Bayesian Evidence Synthesis to Estimate Subnational TB Incidence: An Application in Brazil

2019 
Background: Evidence on local disease burden and the completeness of case detection represent important information for TB control programs. We present a new method for estimating subnational TB incidence and the fraction of individuals with incident TB who are diagnosed and treated in Brazil. Methods: We compiled data on TB notifications and TB-related mortality in Brazil, and specified an analytic model approximating incidence as the number of individuals exiting untreated active disease (sum of treatment initiation, death before treatment, and self-cure). We employed a Bayesian inference approach to synthesize data and adjust for known sources of bias. We estimated TB incidence and the fraction of cases treated, for each Brazilian state and the Federal District over 2007-2016. Findings: For 2016, TB incidence was estimated as 41·8 (95% interval: 40·6, 43·8) per 100 000 nationally, and ranged from 13·3 to 82·0 per 100 000 across states.
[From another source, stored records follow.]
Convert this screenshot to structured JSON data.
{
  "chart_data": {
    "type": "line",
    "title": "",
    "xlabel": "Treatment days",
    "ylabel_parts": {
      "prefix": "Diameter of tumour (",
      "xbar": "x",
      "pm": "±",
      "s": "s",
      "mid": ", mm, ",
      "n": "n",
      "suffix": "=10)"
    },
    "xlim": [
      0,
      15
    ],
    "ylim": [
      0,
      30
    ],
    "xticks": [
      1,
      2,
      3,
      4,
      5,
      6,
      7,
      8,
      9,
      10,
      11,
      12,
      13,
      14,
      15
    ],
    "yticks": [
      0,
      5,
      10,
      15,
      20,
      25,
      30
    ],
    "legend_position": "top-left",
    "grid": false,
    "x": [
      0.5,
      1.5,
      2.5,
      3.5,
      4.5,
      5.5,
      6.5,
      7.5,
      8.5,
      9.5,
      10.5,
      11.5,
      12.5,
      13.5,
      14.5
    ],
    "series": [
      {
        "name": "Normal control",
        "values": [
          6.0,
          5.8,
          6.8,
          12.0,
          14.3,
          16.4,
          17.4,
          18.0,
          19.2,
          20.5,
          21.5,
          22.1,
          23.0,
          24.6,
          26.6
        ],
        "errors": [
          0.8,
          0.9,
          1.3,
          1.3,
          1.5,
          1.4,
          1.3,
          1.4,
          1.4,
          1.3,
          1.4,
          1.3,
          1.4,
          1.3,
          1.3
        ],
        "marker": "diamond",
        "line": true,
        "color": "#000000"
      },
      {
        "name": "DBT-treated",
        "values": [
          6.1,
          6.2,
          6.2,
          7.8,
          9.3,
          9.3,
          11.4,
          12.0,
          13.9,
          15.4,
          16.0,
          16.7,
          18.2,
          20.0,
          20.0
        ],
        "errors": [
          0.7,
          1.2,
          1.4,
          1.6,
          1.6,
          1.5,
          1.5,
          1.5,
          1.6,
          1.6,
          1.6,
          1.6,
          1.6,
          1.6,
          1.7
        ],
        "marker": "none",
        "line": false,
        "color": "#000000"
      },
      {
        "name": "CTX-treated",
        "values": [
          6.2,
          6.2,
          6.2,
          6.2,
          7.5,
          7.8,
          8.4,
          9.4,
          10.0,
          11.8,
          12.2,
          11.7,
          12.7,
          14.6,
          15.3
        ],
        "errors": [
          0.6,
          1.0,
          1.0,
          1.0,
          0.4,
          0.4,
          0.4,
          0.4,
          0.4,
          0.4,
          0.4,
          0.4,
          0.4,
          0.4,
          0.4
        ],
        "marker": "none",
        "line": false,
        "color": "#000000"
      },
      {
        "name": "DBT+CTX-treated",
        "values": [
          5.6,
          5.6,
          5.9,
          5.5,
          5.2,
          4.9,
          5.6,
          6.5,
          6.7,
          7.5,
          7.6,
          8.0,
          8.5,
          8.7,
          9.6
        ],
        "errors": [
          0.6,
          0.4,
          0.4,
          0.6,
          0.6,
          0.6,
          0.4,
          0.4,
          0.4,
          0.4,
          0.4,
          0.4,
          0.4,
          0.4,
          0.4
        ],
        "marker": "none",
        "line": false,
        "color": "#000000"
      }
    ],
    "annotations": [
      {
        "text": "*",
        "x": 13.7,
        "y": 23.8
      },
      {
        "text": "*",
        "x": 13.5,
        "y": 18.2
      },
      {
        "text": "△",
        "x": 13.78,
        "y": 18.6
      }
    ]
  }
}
The fraction of cases treated was estimated as 89·3% (84·7%, 92·2%) nationally and ranged 83%-94% across states, with an estimated 8.2 (5.8, 12.2) thousand cases going untreated in 2016. Over 2007-2016, the average annual decline in incidence rates was 1·8% (1·5%, 2·3%) nationally, and -0·4%-10·1% across states. Over this period there was little change in the fraction of cases treated (0·1% average annual rate of increase nationally; -0·3%, 0·6%). Interpretation: Subnational time-series estimates of TB burden and the fraction of cases treated can be derived from routinely-collected data and used to target TB control efforts. Funding Statement: Lemann Brazil Research Fund. Declaration of Interests: Dr. Menzies reports grants from Lemann Brazil Research Fund during the conduct of the study; Ms. Chitwood reports grants from Michael von Clemm Traveling Fellowship Fund during the conduct of the study; all other authors have nothing to disclose. Ethics Approval Statement: The Office of Human Research Administration at Harvard T.H. Chan School of Public Health reviewed the Initial Study Submission (Protocol #: IRB18-0759) and determined that it met the criteria for exemption from ethics board (IRB) review.